A report by the US Securities and Exchange Commission has claimed that credit ratings agency Moody’s decided not to take action after discovering a computer glitch had caused it to give controversial investment products a high rating.
However, the SEC will not investigate whether this decision was fraudulent because it took place outside the US.
In May 2008, it was revealed that Moody’s had given AAA ratings to investment products called ‘constant proportion debt obligations’ – thereby implying they were a good investment – as a result of a bug in its financial modeling systems.
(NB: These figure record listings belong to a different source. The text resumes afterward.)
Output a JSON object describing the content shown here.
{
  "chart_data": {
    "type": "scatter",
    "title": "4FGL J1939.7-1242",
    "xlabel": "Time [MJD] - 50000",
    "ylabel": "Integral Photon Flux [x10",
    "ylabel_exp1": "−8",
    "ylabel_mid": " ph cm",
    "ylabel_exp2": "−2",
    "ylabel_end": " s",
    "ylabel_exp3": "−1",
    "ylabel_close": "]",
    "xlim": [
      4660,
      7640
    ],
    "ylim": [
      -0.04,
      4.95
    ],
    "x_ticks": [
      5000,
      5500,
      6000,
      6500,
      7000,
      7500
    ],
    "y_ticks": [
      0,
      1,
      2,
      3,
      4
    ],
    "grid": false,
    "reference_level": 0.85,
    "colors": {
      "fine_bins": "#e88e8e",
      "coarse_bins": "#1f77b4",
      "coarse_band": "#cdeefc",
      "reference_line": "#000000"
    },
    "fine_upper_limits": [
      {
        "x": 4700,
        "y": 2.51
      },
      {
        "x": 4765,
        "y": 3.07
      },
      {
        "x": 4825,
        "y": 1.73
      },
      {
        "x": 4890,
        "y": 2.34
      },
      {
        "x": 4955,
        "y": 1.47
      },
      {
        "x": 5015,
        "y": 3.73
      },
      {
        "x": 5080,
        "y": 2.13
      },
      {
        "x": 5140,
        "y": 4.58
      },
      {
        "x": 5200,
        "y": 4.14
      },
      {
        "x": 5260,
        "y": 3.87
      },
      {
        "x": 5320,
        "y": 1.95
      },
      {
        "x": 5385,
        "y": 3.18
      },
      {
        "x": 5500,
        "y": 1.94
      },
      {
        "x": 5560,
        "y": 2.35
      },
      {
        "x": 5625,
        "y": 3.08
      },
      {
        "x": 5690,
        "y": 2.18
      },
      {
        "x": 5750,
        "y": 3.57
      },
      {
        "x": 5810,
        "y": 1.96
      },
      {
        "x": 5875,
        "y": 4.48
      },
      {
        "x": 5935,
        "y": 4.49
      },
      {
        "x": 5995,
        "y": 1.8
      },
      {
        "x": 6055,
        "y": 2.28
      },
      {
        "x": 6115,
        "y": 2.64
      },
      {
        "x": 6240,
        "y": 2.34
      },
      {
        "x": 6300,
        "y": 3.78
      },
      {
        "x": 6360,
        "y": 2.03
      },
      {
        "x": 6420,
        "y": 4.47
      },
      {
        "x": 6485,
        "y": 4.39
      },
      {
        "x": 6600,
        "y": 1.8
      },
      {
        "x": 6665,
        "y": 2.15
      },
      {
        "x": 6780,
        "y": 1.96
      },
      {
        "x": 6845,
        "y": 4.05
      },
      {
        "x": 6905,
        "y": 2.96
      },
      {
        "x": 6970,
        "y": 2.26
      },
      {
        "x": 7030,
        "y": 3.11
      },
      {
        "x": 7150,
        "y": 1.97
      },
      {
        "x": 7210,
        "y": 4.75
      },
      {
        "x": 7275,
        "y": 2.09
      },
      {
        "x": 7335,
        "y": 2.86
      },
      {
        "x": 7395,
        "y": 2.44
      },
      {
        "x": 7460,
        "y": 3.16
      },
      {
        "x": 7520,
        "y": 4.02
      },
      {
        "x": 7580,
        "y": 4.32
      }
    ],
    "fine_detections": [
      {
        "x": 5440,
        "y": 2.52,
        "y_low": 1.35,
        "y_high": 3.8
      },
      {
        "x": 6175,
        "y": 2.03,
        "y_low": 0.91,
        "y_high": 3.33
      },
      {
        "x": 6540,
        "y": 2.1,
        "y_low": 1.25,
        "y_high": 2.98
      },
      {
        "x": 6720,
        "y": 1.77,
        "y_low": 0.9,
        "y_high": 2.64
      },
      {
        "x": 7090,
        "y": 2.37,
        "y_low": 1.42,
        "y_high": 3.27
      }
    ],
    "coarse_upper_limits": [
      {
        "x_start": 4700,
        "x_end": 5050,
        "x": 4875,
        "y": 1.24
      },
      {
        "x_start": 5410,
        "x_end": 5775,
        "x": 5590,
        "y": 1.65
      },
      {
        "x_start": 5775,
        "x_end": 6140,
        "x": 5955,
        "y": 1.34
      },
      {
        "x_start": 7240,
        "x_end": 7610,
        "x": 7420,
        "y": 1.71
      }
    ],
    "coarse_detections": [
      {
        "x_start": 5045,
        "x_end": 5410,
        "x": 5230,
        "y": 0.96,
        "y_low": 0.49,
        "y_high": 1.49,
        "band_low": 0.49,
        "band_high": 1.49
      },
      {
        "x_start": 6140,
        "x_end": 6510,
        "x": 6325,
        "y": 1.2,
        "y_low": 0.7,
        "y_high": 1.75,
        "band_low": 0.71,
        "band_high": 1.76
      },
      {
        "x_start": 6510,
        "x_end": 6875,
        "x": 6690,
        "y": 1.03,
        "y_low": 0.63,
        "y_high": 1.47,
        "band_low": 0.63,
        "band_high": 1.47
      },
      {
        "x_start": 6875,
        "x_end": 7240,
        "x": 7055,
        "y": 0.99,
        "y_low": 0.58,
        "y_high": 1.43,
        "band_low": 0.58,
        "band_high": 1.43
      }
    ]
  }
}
CPDOs are a way of packaging corporate debt into a long-term investment. When businesses began to default on their credit payments, many CPDOs plummeted in value. The Financial Times’ Alphaville column recently described CPDOs as “basically the poster children for what was wrong with the structured finance market in the years before the financial crisis”.
According to a report issued by the SEC yesterday, a Moody’s analyst discovered the glitch in early 2007 but “shortly thereafter during a meeting in Europe, a … rating committee voted against taking responsive rating action, in part because of concerns that doing so would negatively impact [Moody’s] business reputation.”
The SEC said that it would not investigate the legality of this decision because it had taken place in Europe and therefore may not fall under its jurisdiction. “Because of uncertainty regarding a jurisdictional nexus between the United States and the relevant ratings conduct,” it said, “the Commission declined to pursue a fraud enforcement action in this matter.”
A recent working paper by the US Federal Reserve said the Moody’s computer glitch was not the principal cause for CPDOs being overvalued by investors, pointing out that Standard and Poor’s also gave the products an AAA rating. But it did say that the models used by such agencies to assess the products had drastically underestimated the likelihood of widespread credit defaults.